Rory is kneeling on the carpet in front of me, his chin on the arm of the chair, with eyes that look much more like they belong to a Saint Bernard than a golden retriever. “Genie, take me to the vet. I’m dying. I hate the vet, but I think this time I need to go. I think that Matilda’s claws are venomous and I am poisoned, Genie. I’m poisoned. We must find the antidote before it’s too late and I am condemned to cross the rainbow bridge in trousers!”

“Calm down, Rory,” I tell him. “For starters, you are not dying, you are just hungover. And secondly, the rainbow bridge is...more of a metaphor that some people use to make themselves feel better when their pets... stop living. It’s not an actual place.”

“Wait...? What?” Rory looks puzzled. “I think you’ll find it is an actual place. Three of my friends have crossed over it since I lived here, Genie. I heard their owners talking about it. Oh, wait, no, one of them—Jeff, the bulldog—he bought a farm instead, but I think it’s around the same area as the bridge, so that we can all hang out there. Also, what is ‘hungover’ and is it fatal?”

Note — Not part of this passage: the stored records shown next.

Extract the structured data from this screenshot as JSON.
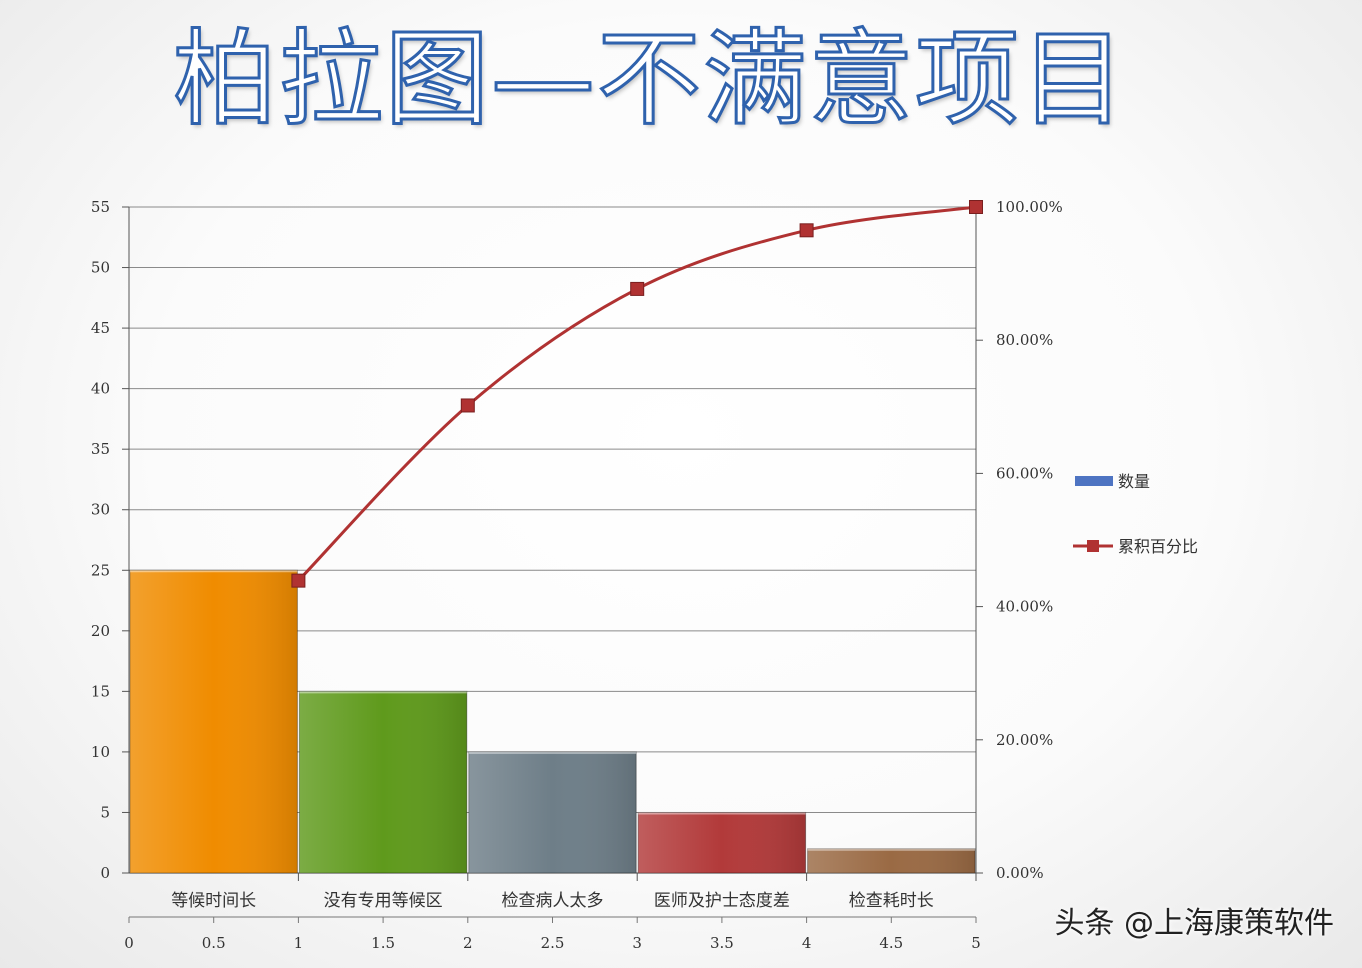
{
  "slide": {
    "title": "柏拉图—不满意项目",
    "watermark": "头条 @上海康策软件"
  },
  "chart_data": {
    "type": "bar",
    "categories": [
      "等候时间长",
      "没有专用等候区",
      "检查病人太多",
      "医师及护士态度差",
      "检查耗时长"
    ],
    "values": [
      25,
      15,
      10,
      5,
      2
    ],
    "bar_colors": [
      "#f08c00",
      "#5f9a1c",
      "#6e7e88",
      "#b23a3a",
      "#9a6a44"
    ],
    "line_series": {
      "name": "累积百分比",
      "x": [
        1,
        2,
        3,
        4,
        5
      ],
      "values": [
        43.9,
        70.2,
        87.7,
        96.5,
        100
      ],
      "color": "#b03232"
    },
    "bar_series_name": "数量",
    "bar_legend_color": "#4e74c2",
    "y_left": {
      "min": 0,
      "max": 55,
      "ticks": [
        "0",
        "5",
        "10",
        "15",
        "20",
        "25",
        "30",
        "35",
        "40",
        "45",
        "50",
        "55"
      ]
    },
    "y_right": {
      "min": 0,
      "max": 100,
      "ticks": [
        "0.00%",
        "20.00%",
        "40.00%",
        "60.00%",
        "80.00%",
        "100.00%"
      ]
    },
    "x_secondary": {
      "min": 0,
      "max": 5,
      "ticks": [
        "0",
        "0.5",
        "1",
        "1.5",
        "2",
        "2.5",
        "3",
        "3.5",
        "4",
        "4.5",
        "5"
      ]
    },
    "grid": true,
    "legend_position": "right"
  }
}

I decide to let him have the rainbow bridge thing. He’s got enough to deal with as it is without us having to get into the ins and outs of the existence of an afterlife. After all, recent, somewhat magical events do make it seem more likely that there might be a strange sort of heaven floating around up there where deities mess with our lives for kicks.

“No, although a hangover sometimes feels like it, it is rarely fatal. It happens after drinking a lot of alcohol—wine, in your instance. Alcohol is a kind of toxin. It doesn’t hurt you in moderation, but if you drink a lot of it, it makes you feel... well, like you feel.”

“Why didn’t you tell me?” Rory flops back onto the floor. “Why didn’t you tell me that the wine would make me feel like this?”

“I know,” I say. “I should have. I’m sorry. Yesterday was a bit overwhelming, even before Matilda tried to kill you and Claudia told me she was going to ask Miles out right in front of my eyes. I took my eye off the ball. That’s another thing too much wine will make you do.”

“So, I’m definitely not dying?”

“Definitely not,” I reassure him. “I’ll make you a nice fry-up for breakfast and sweet tea to make up for it, okay?”

“Okay, because now that I’m not dying I need to work out how I feel about all this living.”

“What do you mean?” I ask, getting out of the chair to lie down next to him on the carpet.

“I thought I didn’t want to die, but now I know I’ve got another fifty years to go, and I can’t even have wine to make it all go fuzzy without feeling like I want to die the next day, I’m not sure that I want to live.”

“Welcome to the human condition,” I say, rolling over on my side to look at him. “Look, Rory, don’t worry. Everything is going to be okay. You are going to get to be a dog again, I promise. I had an epiphany in the night.”

“Did it hurt?”

“Yes, actually,” I say. “Sort of. Especially the part when I watched Claudia ask Miles out.”

“Out where?On another picnic?”

“Similar...”

“When did that happen?” Rory is amazed. “I mean, that seems like a pretty big deal and I do not remember it at all.”

“It happened shortly before you passed out in the pudding.”

“Oh, I thought that was a beautiful dream,” Rory says. “So, wait. Miles, who you have loved all your life, is going on a date with Claudia, which means”—he looks at me with big sad eyes—“you must feel sad and confused.”

“I do,” I confess. “But it is what it is and instead of wallowing in self-pity I am just going to be bloody happy anyway even if it kills me.”

“Oh kaaaay.” Rory sounds doubtful.

“The trouble is, I found a nice safe groove to fit into. It wassmall and stable and safe,” I explain. “I got in the groove and I made it cozy and I’ve stayed there ever since. I even got a dog to keep me company in my groove.”